Primera palabra

El humanismo de Joaquín Rodrigo

11 julio, 1999 02:00

No se ha profundizado en la original relación de la música de Rodrigo con el patrimonio musical español, bien recreando ambientes, bien a través de citas más o menos directas, hechas carne propia

Ahora que se ha vertido sobre las cenizas de Joaquín Rodrigo un torrente tan justificado de elogios, conviene recordar que no siempre fue así. Cuando yo era muy joven, y como joven muy radical, el arte rodriguero me parecía muy gustoso de oír, ¿a quién le amarga un dulce?, pero como de una época ya pasada. A mi ignorancia de muchas obras de Rodrigo, ignorancia que aún pervive en bastantes filarmónicos, se unía entonces una escasa atención acerca de las relaciones entre tradición y modernidad, algo presente en toda la historia de la música y especialmente en lo que a la música del siglo XX se refiere. Fue mi maestro Federico Sopeña, gran amigo y admirador de Rodrigo y su primer biógrafo, quien, pacientemente unas veces, con sus célebres cóleras otras, fue desvelándome estas cuestiones y, con partituras y grabaciones, con libros y charlas amistosas, me abrió a la realidad.
Muchos estudiosos, entre ellos el profesor Raymond Calcraft, han subrayado la conexión del arte rodriguero con la cultura histórica española, especialmente con la literaria y la pictórica, el "paisaje acústico" del que habló Gerardo Diego, otro de sus admiradores. Pero no se ha profundizado suficientemente en la original relación de la música de Rodrigo con el patrimonio musical español, bien recreando ambientes, bien a través de citas más o menos directas, convenientemente glosadas, variadas, hechas por tanto carne propia.

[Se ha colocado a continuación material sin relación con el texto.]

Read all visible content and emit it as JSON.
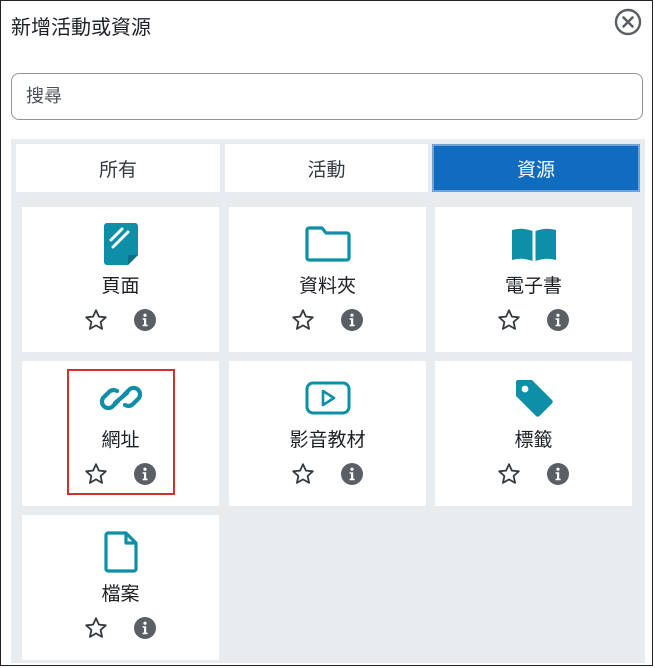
{
  "dialog": {
    "title": "新增活動或資源",
    "close_icon": "close-circle-icon"
  },
  "search": {
    "placeholder": "搜尋"
  },
  "tabs": [
    {
      "label": "所有",
      "active": false
    },
    {
      "label": "活動",
      "active": false
    },
    {
      "label": "資源",
      "active": true
    }
  ],
  "items": [
    {
      "name": "頁面",
      "icon": "page-icon"
    },
    {
      "name": "資料夾",
      "icon": "folder-icon"
    },
    {
      "name": "電子書",
      "icon": "book-icon"
    },
    {
      "name": "網址",
      "icon": "link-icon",
      "highlighted": true
    },
    {
      "name": "影音教材",
      "icon": "video-icon"
    },
    {
      "name": "標籤",
      "icon": "tag-icon"
    },
    {
      "name": "檔案",
      "icon": "file-icon"
    }
  ],
  "colors": {
    "accent": "#0f6cbf",
    "icon_teal": "#0d8fa8",
    "panel_bg": "#e9ecef",
    "highlight": "#d32f2f",
    "info_gray": "#5a5f65"
  }
}
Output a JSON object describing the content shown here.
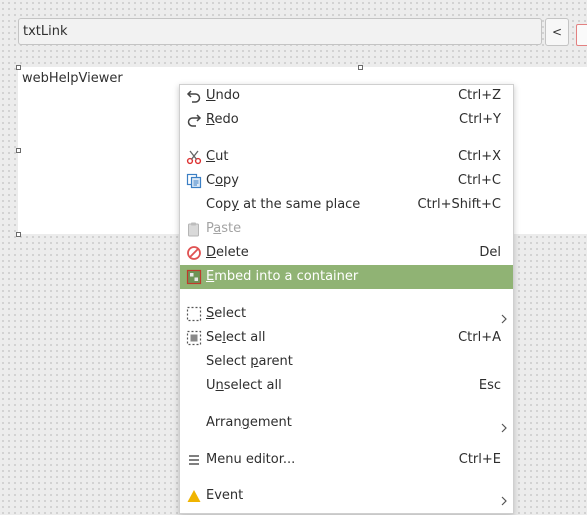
{
  "toolbar": {
    "text_field_value": "txtLink",
    "back_button_label": "<"
  },
  "viewer": {
    "label": "webHelpViewer"
  },
  "context_menu": {
    "accent_color": "#90b374",
    "items": [
      {
        "label": "Undo",
        "mnemonic": "U",
        "shortcut": "Ctrl+Z",
        "icon": "undo-icon"
      },
      {
        "label": "Redo",
        "mnemonic": "R",
        "shortcut": "Ctrl+Y",
        "icon": "redo-icon"
      },
      {
        "label": "Cut",
        "mnemonic": "C",
        "shortcut": "Ctrl+X",
        "icon": "scissors-icon"
      },
      {
        "label": "Copy",
        "mnemonic": "o",
        "shortcut": "Ctrl+C",
        "icon": "copy-icon"
      },
      {
        "label": "Copy at the same place",
        "mnemonic": "y",
        "shortcut": "Ctrl+Shift+C",
        "icon": ""
      },
      {
        "label": "Paste",
        "mnemonic": "a",
        "shortcut": "",
        "icon": "paste-icon",
        "disabled": true
      },
      {
        "label": "Delete",
        "mnemonic": "D",
        "shortcut": "Del",
        "icon": "delete-icon"
      },
      {
        "label": "Embed into a container",
        "mnemonic": "E",
        "shortcut": "",
        "icon": "embed-container-icon",
        "highlighted": true
      },
      {
        "label": "Select",
        "mnemonic": "S",
        "shortcut": "",
        "icon": "select-icon",
        "submenu": true
      },
      {
        "label": "Select all",
        "mnemonic": "l",
        "shortcut": "Ctrl+A",
        "icon": "select-all-icon"
      },
      {
        "label": "Select parent",
        "mnemonic": "p",
        "shortcut": "",
        "icon": ""
      },
      {
        "label": "Unselect all",
        "mnemonic": "n",
        "shortcut": "Esc",
        "icon": ""
      },
      {
        "label": "Arrangement",
        "mnemonic": "g",
        "shortcut": "",
        "icon": "",
        "submenu": true
      },
      {
        "label": "Menu editor...",
        "mnemonic": "",
        "shortcut": "Ctrl+E",
        "icon": "menu-editor-icon"
      },
      {
        "label": "Event",
        "mnemonic": "",
        "shortcut": "",
        "icon": "event-icon",
        "submenu": true
      }
    ]
  }
}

En mi opinión, el término acuñado por el propio Rodrigo, refiriéndose a algunas de sus músicas, el de "neocasticismo", apenas si desflora el asunto y en cambio ha servido como coartada para la pereza investigadora y también para la envidia.
Esta evidente relación de las músicas rodrigueras con nuestro pasado histórico está originada por la época en la que nace a la música, la de "los retornos", el neoclasicismo que se impuso en toda la Europa de entreguerras. Y también, por una intuitiva comprensión del mensaje de Felipe Pedrell, el padre de nuestro nacionalismo musical, a través de la tardía pero fervorosa defensa del mismo por Manuel de Falla, el punto de referencia de toda la generación musical del 27 a la que Rodrigo cronológicamente pertenece. Este mensaje, en resumen, viene a defender que se es tan nacionalista partiendo de ideas musicales del folclore como de las obras cultas históricas presuntamente contaminadas por la tradición oral. Un somero vistazo a las primeras obras de Rodrigo, todavía en Valencia, desde ese pianístico "Homenaje a un viejo clavicordio", hoy descatalogado, a la "Zarabanda lejana" para guitarra, nos advierte claramente la tendencia, a la que Rodrigo ha permanecido fiel contra viento y marea a lo largo de toda su vida.
Un solo ejemplo, y escogido entre las obras menos interpretadas de su extenso catálogo, puede ilustrarnos sobre los sutiles matices tanto ideológicos como sonoros obtenidos por Rodrigo en carrera tan solitaria como sorprendente. Me refiero al "Concierto madrigal" para dos guitarras y orquesta, escrito en 1968 y estrenado en 1970. El título hace explícita referencia a un célebre madrigal renacentista del flamenco Jacques Arcadelt en el más puro estilo italiano, "O felici occhi miei", en el que el anónimo poeta recrea uno de los tópicos petrarquistas: Los ojos felices del amante contemplando a la amada, los de la amada desdeñosos con el amante (como el de Gutierre de Cetina puesto en música por Francisco Guerrero). Una de las fuentes que nos transmitió el madrigal es, precisamente, española, aunque en libro editado en Roma en 1553: el "Tratado de glosas" del toledano Diego Ortiz, joya de nuestro siglo XVI instrumental.
Pero hay aún más. Rodrigo traza una serie de bellísimas diferencias sobre el madrigal de Arcadelt-Ortiz, pero confrontándolo a un villancico español, "Pastorcito, tú que vienes". Es realmente una intuición genial, una auténtica lección de alta cultura por parte de quien ha sido tachado de mero recreador de casticismos. Se trata, como nos ha recordado en libro póstumo Don Pedro Sainz Rodríguez (me refiero a la "Historia de la crítica literaria en España"), de la tesis de Curtius, la de una España renaciente buena libadora de todo lo italiano pero que no renuncia a su tradición medieval. La tradición que Italia apenas había tenido, y que Francia comenzaba a desdeñar por esas mismas fechas. Es precisamente la tradición hispana de la mezcla de culturas, la del mestizaje fecundo, la que opera -como estudió magistralmente Fernando Chueca en sus "Invariantes castizos"- no por exclusión sino por adición.
No entro ni salgo en la tesis. Simplemente me limito, ayudado por tan buenos maestros, a recordar su existencia. Una manera de concebir España -no la única, por supuesto- que tantos literatos, artistas y pensadores han defendido y llevado a la praxis; la que, en música, ha sido una de las mejores bazas del arte de Joaquín Rodrigo.